Un pied au paradis, Ron Rash
Le Fleuve de la liberté raconte l’histoire de May, jeune couturière qui s‘émancipe peu à peu, trouve un travail, découvre un nouveau milieu, celui des acteurs du Théâtre flottant. Mais surtout, il crée une atmosphère, celle du fleuve, l’Ohio- au fond n’est-ce pas lui le personnage principal comme le suggère le titre?- et du bateau-théâtre. Au fil de l’eau, il nous entraine entre les deux rives que tout sépare, le Nord abolitionniste et le Sud esclavagiste, dans l’Amérique des années 1830. La découverte de l’asservissement des Noirs se fait peu à peu, pour le lecteur comme pour l’héroïne; la jeune femme est embarquée progressivement, par un enchaînement de circonstances, à faire traverser clandestinement des enfants noirs. Et l’on tremble pour May, personnage attachant dont on craint à tout moment qu’elle soit découverte.
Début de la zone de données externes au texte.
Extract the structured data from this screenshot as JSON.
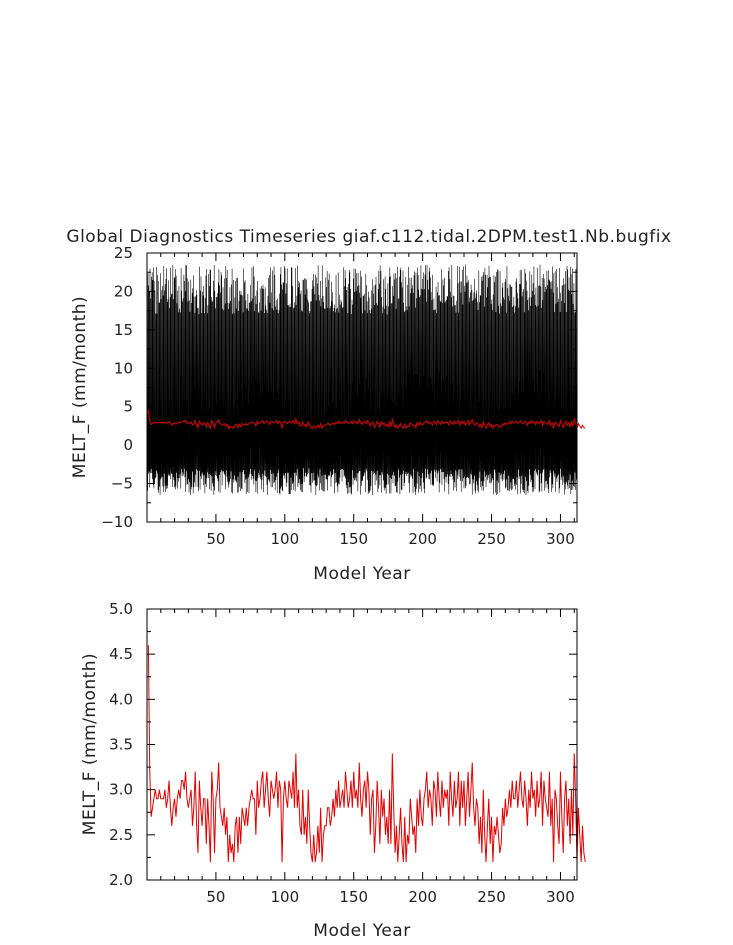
{
  "chart_data": [
    {
      "type": "line",
      "title": "Global Diagnostics Timeseries giaf.c112.tidal.2DPM.test1.Nb.bugfix",
      "xlabel": "Model Year",
      "ylabel": "MELT_F (mm/month)",
      "xlim": [
        0,
        312
      ],
      "ylim": [
        -10,
        25
      ],
      "xticks": [
        50,
        100,
        150,
        200,
        250,
        300
      ],
      "xtick_labels": [
        "50",
        "100",
        "150",
        "200",
        "250",
        "300"
      ],
      "yticks": [
        -10,
        -5,
        0,
        5,
        10,
        15,
        20,
        25
      ],
      "ytick_labels": [
        "−10",
        "−5",
        "0",
        "5",
        "10",
        "15",
        "20",
        "25"
      ],
      "series": [
        {
          "kind": "monthly",
          "color": "#000000",
          "description_values": {
            "annual_high_range": [
              17,
              23.5
            ],
            "annual_low_range": [
              -6.5,
              -3
            ],
            "envelope_upper": [
              [
                0,
                2
              ],
              [
                20,
                4
              ],
              [
                35,
                9
              ],
              [
                45,
                6
              ],
              [
                55,
                5
              ],
              [
                70,
                8
              ],
              [
                85,
                10
              ],
              [
                95,
                7
              ],
              [
                110,
                5
              ],
              [
                125,
                4
              ],
              [
                140,
                7
              ],
              [
                155,
                10
              ],
              [
                165,
                7
              ],
              [
                180,
                6
              ],
              [
                190,
                10
              ],
              [
                205,
                9
              ],
              [
                215,
                10
              ],
              [
                230,
                7
              ],
              [
                245,
                6
              ],
              [
                260,
                5
              ],
              [
                270,
                9
              ],
              [
                285,
                10
              ],
              [
                300,
                6
              ],
              [
                312,
                5
              ]
            ]
          }
        },
        {
          "kind": "annual_mean",
          "color": "#e00000",
          "values": [
            4.6,
            3.2,
            2.7,
            2.8,
            2.9,
            3.0,
            2.9,
            2.9,
            3.0,
            2.9,
            2.9,
            2.9,
            3.0,
            2.8,
            2.9,
            3.1,
            2.8,
            2.6,
            2.8,
            2.9,
            2.7,
            2.9,
            3.0,
            2.9,
            3.1,
            3.1,
            3.0,
            3.2,
            2.9,
            2.8,
            2.9,
            3.0,
            2.6,
            2.8,
            3.2,
            2.6,
            2.3,
            3.1,
            2.8,
            2.6,
            2.9,
            2.9,
            2.4,
            2.9,
            2.6,
            2.2,
            3.2,
            2.9,
            2.3,
            2.9,
            3.0,
            3.3,
            2.8,
            2.7,
            2.6,
            2.8,
            2.5,
            2.7,
            2.2,
            2.5,
            2.3,
            2.4,
            2.2,
            2.6,
            2.7,
            2.3,
            2.7,
            2.4,
            2.8,
            2.7,
            2.6,
            2.8,
            2.6,
            2.8,
            2.9,
            3.0,
            2.9,
            2.9,
            2.5,
            3.1,
            2.8,
            2.9,
            3.1,
            3.2,
            2.8,
            3.0,
            3.2,
            2.9,
            2.7,
            3.1,
            3.0,
            2.9,
            3.0,
            3.2,
            2.8,
            3.1,
            3.0,
            2.2,
            2.9,
            3.1,
            2.9,
            2.8,
            3.1,
            3.0,
            2.9,
            3.2,
            2.8,
            3.4,
            2.8,
            3.0,
            2.6,
            2.5,
            3.0,
            2.5,
            2.7,
            2.4,
            3.0,
            2.6,
            2.3,
            2.2,
            2.5,
            2.2,
            2.3,
            2.6,
            2.3,
            2.8,
            2.2,
            2.5,
            2.6,
            2.6,
            2.8,
            2.8,
            2.6,
            2.7,
            2.9,
            2.7,
            3.0,
            2.8,
            3.1,
            2.8,
            2.9,
            3.0,
            2.8,
            3.2,
            3.0,
            2.8,
            2.9,
            3.1,
            2.8,
            3.2,
            2.9,
            3.0,
            2.8,
            3.3,
            2.9,
            2.7,
            3.0,
            3.1,
            2.8,
            3.2,
            3.0,
            2.5,
            2.9,
            3.0,
            2.3,
            2.6,
            3.1,
            2.8,
            2.4,
            3.0,
            2.7,
            2.9,
            2.5,
            2.7,
            2.4,
            3.0,
            2.4,
            3.4,
            2.8,
            2.3,
            2.6,
            2.2,
            2.5,
            2.8,
            2.4,
            2.2,
            2.7,
            2.2,
            2.5,
            2.4,
            2.9,
            2.7,
            2.5,
            2.6,
            2.3,
            2.9,
            2.6,
            3.0,
            2.7,
            2.6,
            2.9,
            3.0,
            3.2,
            2.8,
            3.0,
            2.9,
            2.6,
            3.1,
            3.0,
            2.7,
            3.2,
            2.9,
            2.7,
            3.1,
            2.8,
            3.0,
            2.9,
            3.0,
            2.6,
            3.2,
            2.9,
            2.7,
            3.1,
            2.8,
            2.9,
            3.2,
            2.6,
            3.1,
            2.8,
            3.1,
            2.6,
            2.9,
            3.2,
            2.7,
            3.0,
            3.3,
            2.8,
            2.6,
            2.9,
            2.8,
            2.4,
            2.7,
            2.3,
            3.0,
            2.5,
            2.2,
            2.6,
            2.9,
            2.4,
            2.7,
            2.2,
            2.6,
            2.5,
            2.7,
            2.5,
            2.3,
            2.4,
            2.8,
            2.6,
            2.9,
            2.7,
            2.8,
            3.0,
            2.8,
            3.1,
            2.9,
            2.9,
            3.1,
            2.8,
            3.0,
            3.2,
            2.9,
            2.8,
            3.1,
            2.9,
            2.6,
            3.0,
            2.8,
            3.2,
            2.9,
            3.0,
            2.7,
            3.1,
            2.8,
            2.9,
            3.2,
            2.6,
            3.1,
            2.9,
            2.8,
            2.7,
            3.2,
            2.6,
            2.9,
            2.2,
            3.0,
            2.9,
            2.6,
            2.4,
            3.2,
            2.7,
            2.3,
            2.9,
            3.1,
            2.6,
            2.9,
            2.4,
            3.0,
            2.5,
            3.4,
            2.9,
            2.2,
            2.8,
            2.5,
            2.2,
            2.6,
            2.3,
            2.2
          ]
        }
      ]
    },
    {
      "type": "line",
      "title": "",
      "xlabel": "Model Year",
      "ylabel": "MELT_F (mm/month)",
      "xlim": [
        0,
        312
      ],
      "ylim": [
        2.0,
        5.0
      ],
      "xticks": [
        50,
        100,
        150,
        200,
        250,
        300
      ],
      "xtick_labels": [
        "50",
        "100",
        "150",
        "200",
        "250",
        "300"
      ],
      "yticks": [
        2.0,
        2.5,
        3.0,
        3.5,
        4.0,
        4.5,
        5.0
      ],
      "ytick_labels": [
        "2.0",
        "2.5",
        "3.0",
        "3.5",
        "4.0",
        "4.5",
        "5.0"
      ],
      "series": [
        {
          "kind": "annual_mean",
          "color": "#e00000",
          "source": 0
        }
      ]
    }
  ]
}
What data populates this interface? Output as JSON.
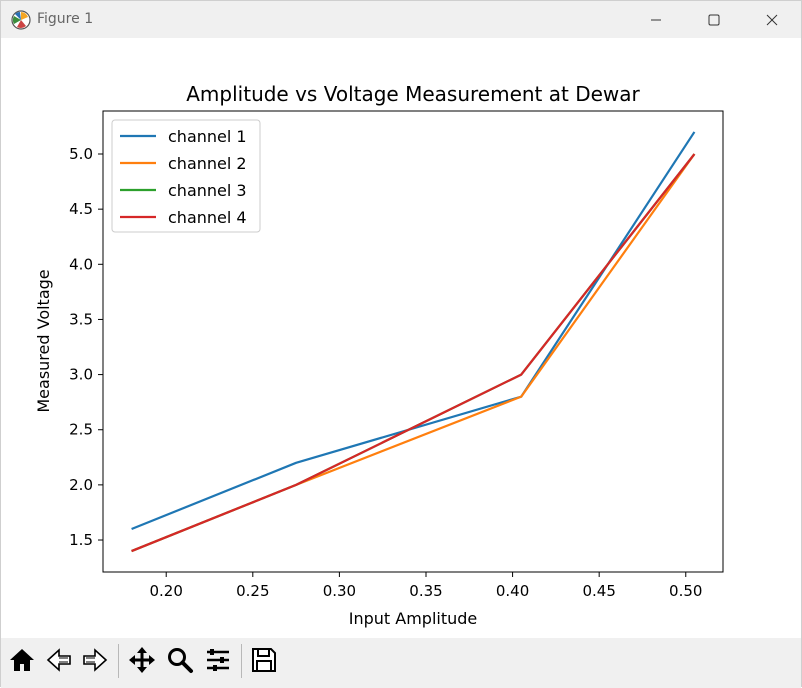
{
  "window": {
    "title": "Figure 1",
    "minimize_icon": "minimize-icon",
    "maximize_icon": "maximize-icon",
    "close_icon": "close-icon"
  },
  "toolbar": {
    "items": [
      {
        "name": "home-button",
        "icon": "home-icon"
      },
      {
        "name": "back-button",
        "icon": "arrow-left-icon"
      },
      {
        "name": "forward-button",
        "icon": "arrow-right-icon"
      },
      {
        "name": "pan-button",
        "icon": "move-icon"
      },
      {
        "name": "zoom-button",
        "icon": "magnifier-icon"
      },
      {
        "name": "configure-subplots-button",
        "icon": "sliders-icon"
      },
      {
        "name": "save-button",
        "icon": "floppy-disk-icon"
      }
    ]
  },
  "chart_data": {
    "type": "line",
    "title": "Amplitude vs Voltage Measurement at Dewar",
    "xlabel": "Input Amplitude",
    "ylabel": "Measured Voltage",
    "xlim": [
      0.1635,
      0.5215
    ],
    "ylim": [
      1.21,
      5.39
    ],
    "xticks": [
      0.2,
      0.25,
      0.3,
      0.35,
      0.4,
      0.45,
      0.5
    ],
    "xtick_labels": [
      "0.20",
      "0.25",
      "0.30",
      "0.35",
      "0.40",
      "0.45",
      "0.50"
    ],
    "yticks": [
      1.5,
      2.0,
      2.5,
      3.0,
      3.5,
      4.0,
      4.5,
      5.0
    ],
    "ytick_labels": [
      "1.5",
      "2.0",
      "2.5",
      "3.0",
      "3.5",
      "4.0",
      "4.5",
      "5.0"
    ],
    "grid": false,
    "legend_position": "upper-left",
    "series": [
      {
        "name": "channel 1",
        "color": "#1f77b4",
        "x": [
          0.18,
          0.275,
          0.405,
          0.505
        ],
        "y": [
          1.6,
          2.2,
          2.8,
          5.2
        ]
      },
      {
        "name": "channel 2",
        "color": "#ff7f0e",
        "x": [
          0.18,
          0.275,
          0.405,
          0.505
        ],
        "y": [
          1.4,
          2.0,
          2.8,
          5.0
        ]
      },
      {
        "name": "channel 3",
        "color": "#2ca02c",
        "x": [
          0.18,
          0.275,
          0.405,
          0.505
        ],
        "y": [
          1.4,
          2.0,
          3.0,
          5.0
        ]
      },
      {
        "name": "channel 4",
        "color": "#d62728",
        "x": [
          0.18,
          0.275,
          0.405,
          0.505
        ],
        "y": [
          1.4,
          2.0,
          3.0,
          5.0
        ]
      }
    ]
  }
}
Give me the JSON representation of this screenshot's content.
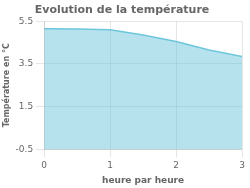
{
  "chart_data": {
    "type": "area",
    "title": "Evolution de la température",
    "xlabel": "heure par heure",
    "ylabel": "Température en °C",
    "x": [
      0,
      0.5,
      1.0,
      1.5,
      2.0,
      2.5,
      3.0
    ],
    "values": [
      5.15,
      5.13,
      5.1,
      4.85,
      4.55,
      4.15,
      3.85
    ],
    "color": "#6ec6dc",
    "xlim": [
      0,
      3
    ],
    "ylim": [
      -0.5,
      5.5
    ],
    "xticks": [
      0,
      1,
      2,
      3
    ],
    "yticks": [
      -0.5,
      1.5,
      3.5,
      5.5
    ],
    "grid": true
  }
}
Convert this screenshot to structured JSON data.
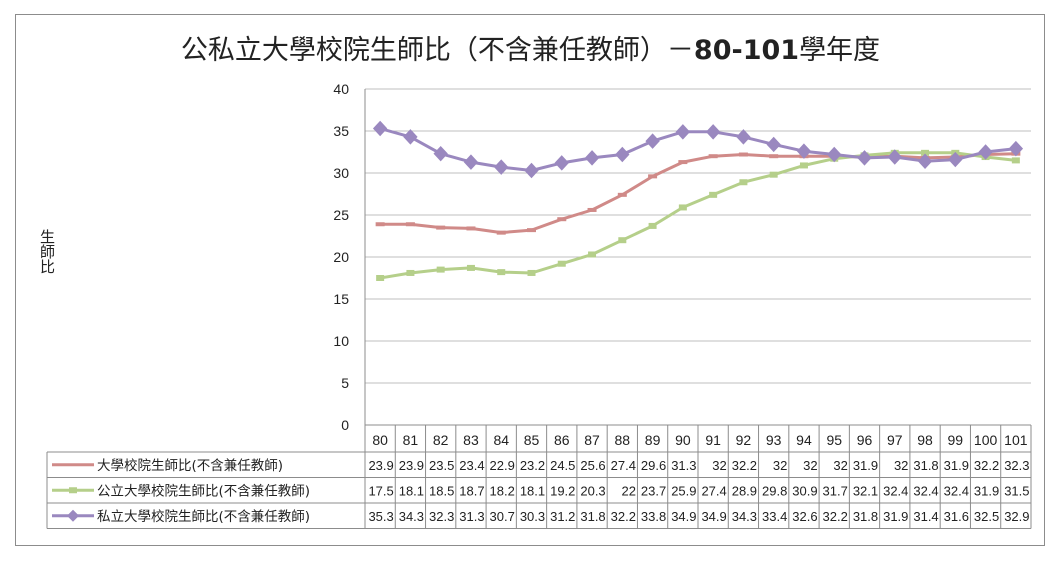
{
  "chart_data": {
    "type": "line",
    "title_prefix": "公私立大學校院生師比（不含兼任教師）－",
    "title_bold": "80-101",
    "title_suffix": "學年度",
    "ylabel": "生師比",
    "ylim": [
      0,
      40
    ],
    "yticks": [
      0,
      5,
      10,
      15,
      20,
      25,
      30,
      35,
      40
    ],
    "grid": true,
    "legend": "data-table",
    "categories": [
      "80",
      "81",
      "82",
      "83",
      "84",
      "85",
      "86",
      "87",
      "88",
      "89",
      "90",
      "91",
      "92",
      "93",
      "94",
      "95",
      "96",
      "97",
      "98",
      "99",
      "100",
      "101"
    ],
    "series": [
      {
        "name": "大學校院生師比(不含兼任教師)",
        "color": "#d08a88",
        "marker": "dash",
        "values": [
          23.9,
          23.9,
          23.5,
          23.4,
          22.9,
          23.2,
          24.5,
          25.6,
          27.4,
          29.6,
          31.3,
          32,
          32.2,
          32,
          32,
          32,
          31.9,
          32,
          31.8,
          31.9,
          32.2,
          32.3
        ],
        "labels": [
          "23.9",
          "23.9",
          "23.5",
          "23.4",
          "22.9",
          "23.2",
          "24.5",
          "25.6",
          "27.4",
          "29.6",
          "31.3",
          "32",
          "32.2",
          "32",
          "32",
          "32",
          "31.9",
          "32",
          "31.8",
          "31.9",
          "32.2",
          "32.3"
        ]
      },
      {
        "name": "公立大學校院生師比(不含兼任教師)",
        "color": "#b5cf8a",
        "marker": "square",
        "values": [
          17.5,
          18.1,
          18.5,
          18.7,
          18.2,
          18.1,
          19.2,
          20.3,
          22,
          23.7,
          25.9,
          27.4,
          28.9,
          29.8,
          30.9,
          31.7,
          32.1,
          32.4,
          32.4,
          32.4,
          31.9,
          31.5
        ],
        "labels": [
          "17.5",
          "18.1",
          "18.5",
          "18.7",
          "18.2",
          "18.1",
          "19.2",
          "20.3",
          "22",
          "23.7",
          "25.9",
          "27.4",
          "28.9",
          "29.8",
          "30.9",
          "31.7",
          "32.1",
          "32.4",
          "32.4",
          "32.4",
          "31.9",
          "31.5"
        ]
      },
      {
        "name": "私立大學校院生師比(不含兼任教師)",
        "color": "#9a88bf",
        "marker": "diamond",
        "values": [
          35.3,
          34.3,
          32.3,
          31.3,
          30.7,
          30.3,
          31.2,
          31.8,
          32.2,
          33.8,
          34.9,
          34.9,
          34.3,
          33.4,
          32.6,
          32.2,
          31.8,
          31.9,
          31.4,
          31.6,
          32.5,
          32.9
        ],
        "labels": [
          "35.3",
          "34.3",
          "32.3",
          "31.3",
          "30.7",
          "30.3",
          "31.2",
          "31.8",
          "32.2",
          "33.8",
          "34.9",
          "34.9",
          "34.3",
          "33.4",
          "32.6",
          "32.2",
          "31.8",
          "31.9",
          "31.4",
          "31.6",
          "32.5",
          "32.9"
        ]
      }
    ]
  }
}
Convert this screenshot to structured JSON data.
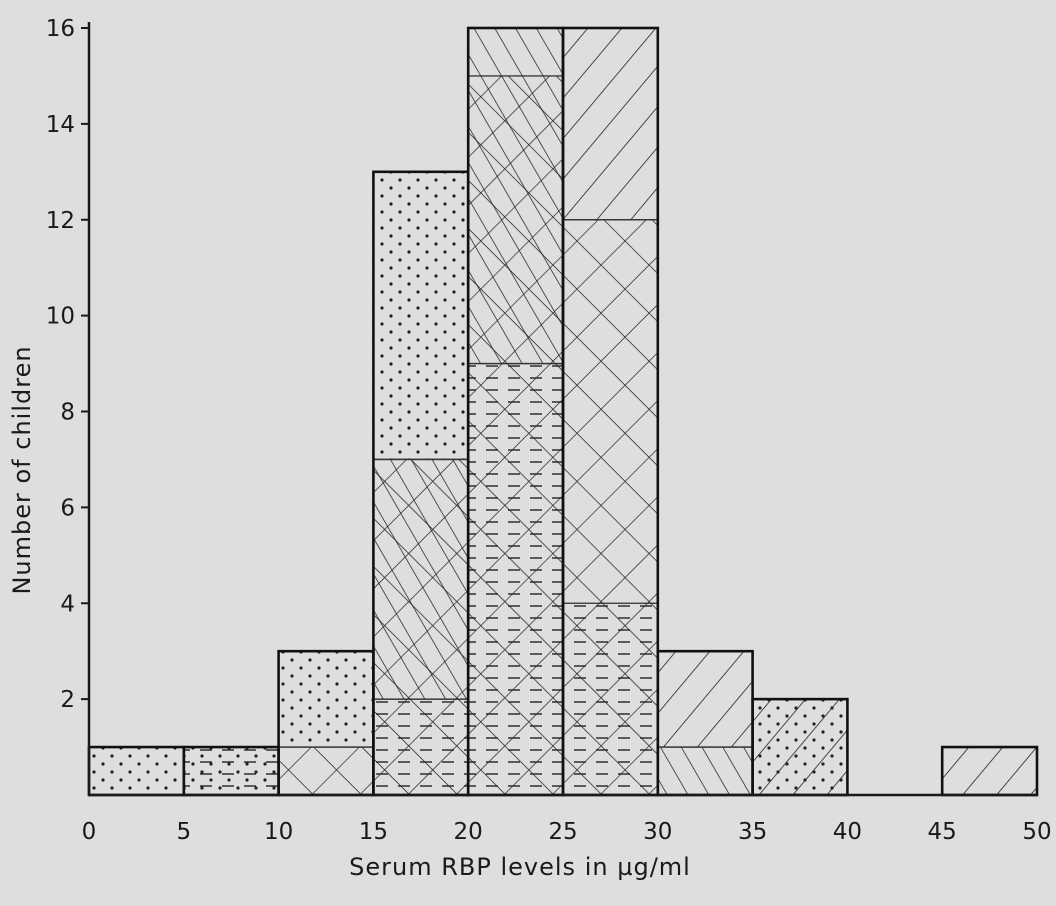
{
  "chart_data": {
    "type": "bar",
    "subtype": "stacked-histogram",
    "title": "",
    "xlabel": "Serum RBP levels in µg/ml",
    "ylabel": "Number of children",
    "xlim": [
      0,
      50
    ],
    "ylim": [
      0,
      16
    ],
    "xticks": [
      "0",
      "5",
      "10",
      "15",
      "20",
      "25",
      "30",
      "35",
      "40",
      "45",
      "50"
    ],
    "yticks": [
      "2",
      "4",
      "6",
      "8",
      "10",
      "12",
      "14",
      "16"
    ],
    "grid": false,
    "legend": "none",
    "bins": [
      {
        "from": 0,
        "to": 5,
        "segments": [
          {
            "pattern": "dots",
            "from": 0,
            "to": 1
          }
        ]
      },
      {
        "from": 5,
        "to": 10,
        "segments": [
          {
            "pattern": "dots",
            "from": 0,
            "to": 1
          },
          {
            "pattern": "dashes",
            "from": 0,
            "to": 1
          }
        ]
      },
      {
        "from": 10,
        "to": 15,
        "segments": [
          {
            "pattern": "crosshatch",
            "from": 0,
            "to": 1
          },
          {
            "pattern": "dots",
            "from": 1,
            "to": 3
          }
        ]
      },
      {
        "from": 15,
        "to": 20,
        "segments": [
          {
            "pattern": "dashes",
            "from": 0,
            "to": 2
          },
          {
            "pattern": "crosshatch",
            "from": 0,
            "to": 7
          },
          {
            "pattern": "forward-hatch",
            "from": 2,
            "to": 7
          },
          {
            "pattern": "dots",
            "from": 7,
            "to": 13
          }
        ]
      },
      {
        "from": 20,
        "to": 25,
        "segments": [
          {
            "pattern": "dashes",
            "from": 0,
            "to": 9
          },
          {
            "pattern": "crosshatch",
            "from": 0,
            "to": 15
          },
          {
            "pattern": "forward-hatch",
            "from": 9,
            "to": 16
          }
        ]
      },
      {
        "from": 25,
        "to": 30,
        "segments": [
          {
            "pattern": "dashes",
            "from": 0,
            "to": 4
          },
          {
            "pattern": "crosshatch",
            "from": 0,
            "to": 12
          },
          {
            "pattern": "back-hatch",
            "from": 12,
            "to": 16
          }
        ]
      },
      {
        "from": 30,
        "to": 35,
        "segments": [
          {
            "pattern": "forward-hatch",
            "from": 0,
            "to": 1
          },
          {
            "pattern": "back-hatch",
            "from": 1,
            "to": 3
          }
        ]
      },
      {
        "from": 35,
        "to": 40,
        "segments": [
          {
            "pattern": "dots",
            "from": 0,
            "to": 2
          },
          {
            "pattern": "back-hatch",
            "from": 0,
            "to": 2
          }
        ]
      },
      {
        "from": 40,
        "to": 45,
        "segments": []
      },
      {
        "from": 45,
        "to": 50,
        "segments": [
          {
            "pattern": "back-hatch",
            "from": 0,
            "to": 1
          }
        ]
      }
    ]
  }
}
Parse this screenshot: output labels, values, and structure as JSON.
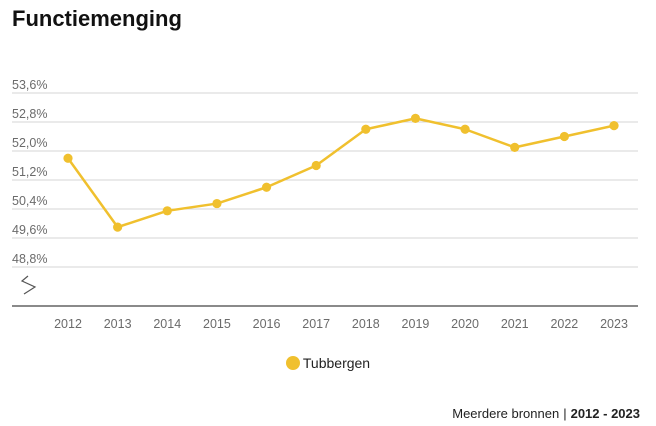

Certes, ce n’est pas le premier roman qui traite de la question de l’esclavage et de l’aide aux fugitifs mais Martha Conway le fait avec nuance et délicatesse, comme indirectement et d’autant plus efficacement. Les attitudes des différents personnages incarnent toute la palette des réactions humaines face à l’injustice : indifférence, laisser-faire, appât du gain, cruauté, engagement militant ou soutien indirect. C’est habile, et non sans charme. Prenant.
Le Fleuve de la liberté, Martha Conway, traduit de l’anglais par Manon Malais, Le Livre de poche, mai 2019, 473 pages.
Le Serpent de l’Essex a tout le charme d’un roman anglais, entre Jane Austen et Conan Doyle, avec un soupçon de Dickens. Amour, suspense, plongée dans la vie du XIX° siècle, des demeures aristocrates aux quartiers ouvriers de Londres en passant par un presbytère de campagne.
Sarah Perry sait décrire avec précision les états d’âme de ses personnages comme les paysages au cours des saisons. Sa langue fluide et poétique nous entraîne dans l’Angleterre de 1893. A travers l’histoire de Cora Seaborne, jeune veuve découvrant sa liberté nouvelle et quittant Londres pour un village de l’Essex, elle évoque la situation de la femme à l’époque victorienne mais aussi les oppositions entre science et religion, les progrès de la médecine, la question du logement ouvrier… Sans jamais rien de pesant dans cet ouvrage d’une facture classique à la narration bien menée. Délicieusement romanesque.
Le Serpent de l’Essex, Sarah Perry, traduit de l’anglais par Christine Laferrière, Le Livre de poche, avril 2019, 564 pages.
Billy et Amy travaillent dur la terre dans leur petite ferme des Appalaches et se désolent de n’avoir pas d’enfant. En face, il y a le voisin, Holland Winchester, jeune célibataire qui vit avec sa vieille mère et qui s’est battu héroïquement en Corée …
A travers une histoire d’adultère qui tourne à la tragédie, racontée successivement et progressivement par cinq voix différentes, Ron Rash ressuscite l’Amérique rurale et patriarcale des années 1950. Une Amérique appelée à disparaitre puisque les eaux du barrage vont recouvrir le village et la vallée et les paysans devenir ouvriers.
Cela commence comme une enquête policière – le shérif découvrira-t-il le corps?- mais cela devient un roman sur les origines. Celles d’Isaac, le fils né d’une relation cachée, et celles de l’Amérique qui garde enfouis dans la terre des tessons de poteries et des pointes de flèches cherokees, des tombes des premiers colons et des cadavres de sorcières.
La maîtrise de la narration et le style au cordeau font d’ Un pied au paradis un excellent thriller, dans la tradition du roman américain.
Un pied au paradis, Ron Rash, traduit de l’américain par Isabelle Reinharez, Folio, mars 2019, 319 pages.